ACADEMICS from universities across Japan visited Kibble’s residential and safe centre in Paisley to learn from the Scottish provider’s approach in care and education for young people.

Following the recent formation of The Japanese Society of Social Pedagogy, the professors have travelled to Europe to research how social pedagogy is accepted, promoted and practised in European countries.

Social pedagogy emphasises that bringing up children is the shared responsibility of parents and society, giving young people more control over their lives with care and education provided alongside them rather than directing them.

Jim Gillespie, chief executive of Kibble, said: "We were thrilled to host the professors who have come all the way from Japan to learn about how social pedagogy informs practice, and it’s our hope that the trip has been informative and helpful in shaping how services move forward.

"As a care, education and employment provider for young people, it’s vital that we share information, learning and experiences that will improve services across the world; likewise, we are always very eager to learn about best practice from our colleagues, to ensure the best quality of life for our young people."

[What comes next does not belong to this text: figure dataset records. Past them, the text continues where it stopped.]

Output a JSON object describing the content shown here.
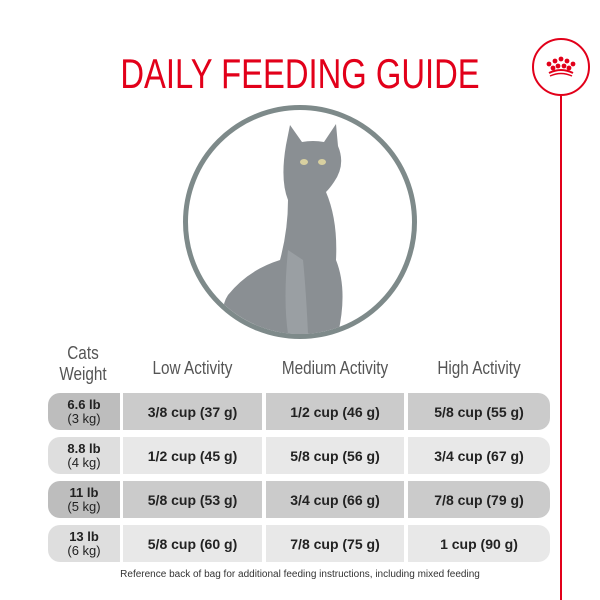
{
  "title": "DAILY FEEDING GUIDE",
  "brand": {
    "logo": "Royal Canin crown",
    "color": "#e2001a"
  },
  "table": {
    "headers": [
      "Cats Weight",
      "Low Activity",
      "Medium Activity",
      "High Activity"
    ],
    "rows": [
      {
        "weight_lb": "6.6 lb",
        "weight_kg": "(3 kg)",
        "low": "3/8 cup (37 g)",
        "medium": "1/2 cup (46 g)",
        "high": "5/8 cup (55 g)"
      },
      {
        "weight_lb": "8.8 lb",
        "weight_kg": "(4 kg)",
        "low": "1/2 cup (45 g)",
        "medium": "5/8 cup (56 g)",
        "high": "3/4 cup (67 g)"
      },
      {
        "weight_lb": "11 lb",
        "weight_kg": "(5 kg)",
        "low": "5/8 cup (53 g)",
        "medium": "3/4 cup (66 g)",
        "high": "7/8 cup (79 g)"
      },
      {
        "weight_lb": "13 lb",
        "weight_kg": "(6 kg)",
        "low": "5/8 cup (60 g)",
        "medium": "7/8 cup (75 g)",
        "high": "1 cup (90 g)"
      }
    ]
  },
  "footnote": "Reference back of bag for additional feeding instructions, including mixed feeding"
}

This is the most recent of more than 40 visits by academics and other organisations in the previous last two years.

Visitors have come to Kibble from places like Australia, Azerbaijan, South Africa, USA and Japan, as well as from around the UK.

The professors travelled from Fukuoka Prefectural University in Tagawa, Kyusyu University in Fukuoka, Konan Women’s University in Kobe, and Iwate Prefectural University in Takizawa, with the hope of taking back to Japan ideas shared about the Scottish initiatives.

Professor Shigeyuki Mori, clinical psychologist from Konan University, said: "Currently in Japan, we have a system for teaching and a system for social work but there has been no social pedagogy system until now.

"While we have studied this type of care for some time, we were very interested to learn about the idea of implementing this within Japanese culture.

"We have a lot of residential placements for young people that will benefit from what we have learned.

"By visiting Scotland and other European countries, we’ve noticed many differences in the ways social pedagogy is practised varying on location, which we will consider among implementation across the many different regions of Japan.

"For extremely traumatised children, safety and care is not enough.

"Our visit to Kibble has been very beneficial to allow us to understand how we can introduce the approach within our services, learning from the young person’s response to care to provide more stimulus."